Giuliani informed his second wife, Donna Hanover, of his intention to seek a separation in a 2000 press
conference. The announcement was precipitated by a tabloid frenzy after Giuliani marched with his then-mistress, Judith Nathan, in New York's St. Patrick's Day parade, an acknowledgement of infidelity so audacious that Daily News columnist Jim Dwyer compared it with "groping in the window at Macy's." In the acrid divorce proceedings that followed, Hanover accused Giuliani of serial adultery, alleging that Nathan was just the latest in a string of mistresses, following an affair the mayor had had with his former communications director.
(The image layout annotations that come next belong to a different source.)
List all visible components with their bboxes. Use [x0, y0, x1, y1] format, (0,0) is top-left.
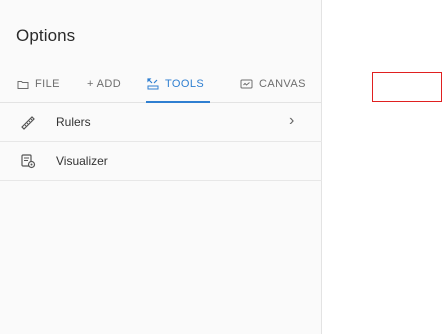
- visualizer-icon: [20, 153, 36, 169]
- list-item-visualizer[interactable]: Visualizer: [0, 142, 322, 181]
- ruler-icon: [20, 114, 36, 130]
- options-panel: Options FILE + ADD TOOLS CANVAS Rulers ›…: [0, 0, 322, 334]
- tab-add[interactable]: + ADD: [87, 72, 121, 103]
- rulers-label: Rulers: [56, 115, 91, 129]
- tab-canvas-label: CANVAS: [259, 78, 306, 90]
- tab-tools-label: TOOLS: [165, 78, 205, 90]
- chevron-right-icon: ›: [289, 112, 295, 129]
- panel-title: Options: [16, 26, 76, 45]
- tab-bar: FILE + ADD TOOLS CANVAS: [0, 72, 322, 103]
- folder-icon: [16, 78, 29, 90]
- visualizer-label: Visualizer: [56, 154, 108, 168]
- list-item-rulers[interactable]: Rulers ›: [0, 103, 322, 142]
- tab-add-label: + ADD: [87, 78, 122, 90]
- tools-icon: [146, 78, 159, 90]
- tab-file-label: FILE: [35, 78, 60, 90]
- canvas-icon: [240, 78, 253, 90]
- tab-tools[interactable]: TOOLS: [146, 72, 210, 103]
- highlight-box: [372, 72, 442, 102]
- tab-file[interactable]: FILE: [16, 72, 60, 103]
- tab-canvas[interactable]: CANVAS: [240, 72, 306, 103]
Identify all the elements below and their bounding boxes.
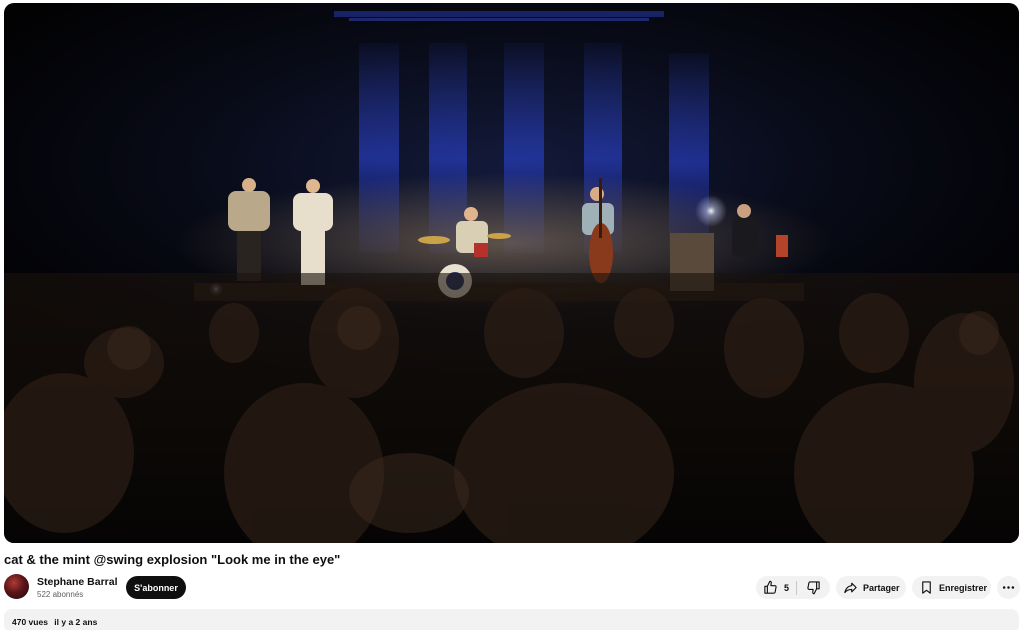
more-actions-button[interactable] bbox=[997, 576, 1020, 599]
share-label: Partager bbox=[863, 582, 900, 593]
video-frame bbox=[4, 11, 1019, 543]
video-player[interactable] bbox=[4, 3, 1019, 543]
video-title: cat & the mint @swing explosion "Look me… bbox=[4, 552, 341, 567]
description-box[interactable]: 470 vues il y a 2 ans bbox=[4, 609, 1019, 630]
like-dislike-group: 5 bbox=[756, 576, 830, 599]
like-count: 5 bbox=[784, 582, 790, 593]
channel-avatar[interactable] bbox=[4, 574, 29, 599]
thumb-up-icon bbox=[763, 580, 778, 595]
bookmark-icon bbox=[919, 580, 934, 595]
like-button[interactable]: 5 bbox=[756, 576, 796, 599]
more-horizontal-icon bbox=[1001, 580, 1016, 595]
upload-date: il y a 2 ans bbox=[54, 617, 98, 627]
share-arrow-icon bbox=[843, 580, 858, 595]
subscribe-button[interactable]: S'abonner bbox=[126, 576, 186, 599]
subscriber-count: 522 abonnés bbox=[37, 590, 84, 599]
share-button[interactable]: Partager bbox=[836, 576, 906, 599]
save-button[interactable]: Enregistrer bbox=[912, 576, 991, 599]
thumb-down-icon bbox=[806, 580, 821, 595]
save-label: Enregistrer bbox=[939, 582, 988, 593]
dislike-button[interactable] bbox=[797, 576, 830, 599]
view-count: 470 vues bbox=[12, 617, 48, 627]
channel-name[interactable]: Stephane Barral bbox=[37, 576, 118, 588]
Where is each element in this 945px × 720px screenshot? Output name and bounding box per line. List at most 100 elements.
But the most notorious of them all is undoubtedly
Gingrich, who ran for Congress in 1978 on the slogan, "Let Our Family Represent Your Family." (He was reportedly cheating on his first wife at the time). In 1995, an alleged mistress from that period, Anne Manning, told Vanity Fair's Gail Sheehy: "We had oral sex. He prefers that modus operandi because then he can say, 'I never slept with her.'" Gingrich obtained his first divorce in 1981, after forcing his wife, who had helped put him through graduate school, to haggle over the terms while in the hospital, as she recovered from uterine cancer surgery. In 1999, he was disgraced again, having been caught in an affair with a 33-year-old congressional aide while spearheading the impeachment proceedings against President Clinton.